At an April 8 briefing, Moldir Abdualiyeva, spokesperson for the Kazakh Ministry of Water Resources and Irrigation, said that water levels in Kazakhstan's rivers were continuing to rise. In East Kazakhstan Region, water reservoirs were currently filled to an average of 62%, with levels expected to reach their peak this week.

The regions most severely affected by the floods in Kazakhstan include Atyrau, Aktobe, Akmola, Kostanai, Eastern Kazakhstan, Northern Kazakhstan and Pavlodar. These regions are particularly vulnerable as they border Russia and are intersected by rivers originating in Russia.

Flooding is not the only climate change-driven natural disaster that Kazakhstan may experience this year. While northern regions of the country are susceptible to flooding coming from rivers originating in Russia, the southern regions of Kazakhstan tend to be directly affected by water shortages in upstream Kyrgyzstan and Uzbekistan.

Vice Minister of Water Resources and Irrigation of Kazakhstan, Arsen Zhakanbayev, has raised concerns about the possibility of drought affecting Kazakhstan this spring, with the situation similar to what is currently being observed in Uzbekistan and Kyrgyzstan, TASS has reported.

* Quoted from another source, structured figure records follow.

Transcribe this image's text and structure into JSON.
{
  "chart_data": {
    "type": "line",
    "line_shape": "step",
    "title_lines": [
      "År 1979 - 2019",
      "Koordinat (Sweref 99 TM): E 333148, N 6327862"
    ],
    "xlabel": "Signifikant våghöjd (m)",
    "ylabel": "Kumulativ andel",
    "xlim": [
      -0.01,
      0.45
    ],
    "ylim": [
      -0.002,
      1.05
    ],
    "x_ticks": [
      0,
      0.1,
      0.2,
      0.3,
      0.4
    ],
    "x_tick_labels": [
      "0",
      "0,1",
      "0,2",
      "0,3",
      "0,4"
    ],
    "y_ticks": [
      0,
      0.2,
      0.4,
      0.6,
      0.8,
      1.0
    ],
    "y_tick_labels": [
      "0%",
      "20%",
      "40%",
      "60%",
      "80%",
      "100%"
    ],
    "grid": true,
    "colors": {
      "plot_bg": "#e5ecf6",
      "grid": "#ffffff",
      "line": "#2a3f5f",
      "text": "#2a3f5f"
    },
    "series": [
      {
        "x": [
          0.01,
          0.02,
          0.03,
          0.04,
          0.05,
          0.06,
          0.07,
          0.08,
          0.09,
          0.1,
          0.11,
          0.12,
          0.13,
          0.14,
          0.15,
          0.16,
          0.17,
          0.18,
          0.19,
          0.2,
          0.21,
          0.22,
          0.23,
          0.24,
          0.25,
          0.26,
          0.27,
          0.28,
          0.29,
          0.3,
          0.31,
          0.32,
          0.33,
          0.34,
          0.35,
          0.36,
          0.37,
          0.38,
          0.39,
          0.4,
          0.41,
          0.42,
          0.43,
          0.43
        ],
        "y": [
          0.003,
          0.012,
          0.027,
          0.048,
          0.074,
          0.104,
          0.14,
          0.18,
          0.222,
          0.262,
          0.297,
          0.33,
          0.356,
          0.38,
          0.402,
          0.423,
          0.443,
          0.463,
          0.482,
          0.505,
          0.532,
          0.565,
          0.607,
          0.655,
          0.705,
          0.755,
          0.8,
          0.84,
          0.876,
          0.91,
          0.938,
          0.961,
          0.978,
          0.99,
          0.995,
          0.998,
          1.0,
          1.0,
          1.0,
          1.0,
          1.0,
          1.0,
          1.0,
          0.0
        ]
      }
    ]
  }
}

The neighbouring Central Asian nations have been experiencing issues with water supplies for the past several years, but the difficulties with water availability appear to be deteriorating.

Zhakanbayev has highlighted how the water volume in Kyrgyzstan's Toktogul reservoir stands 300mn cubic metres (mcm) lower than at this point last year, while the volume in the Chirchik basin was 100 mcm below the level, year on year.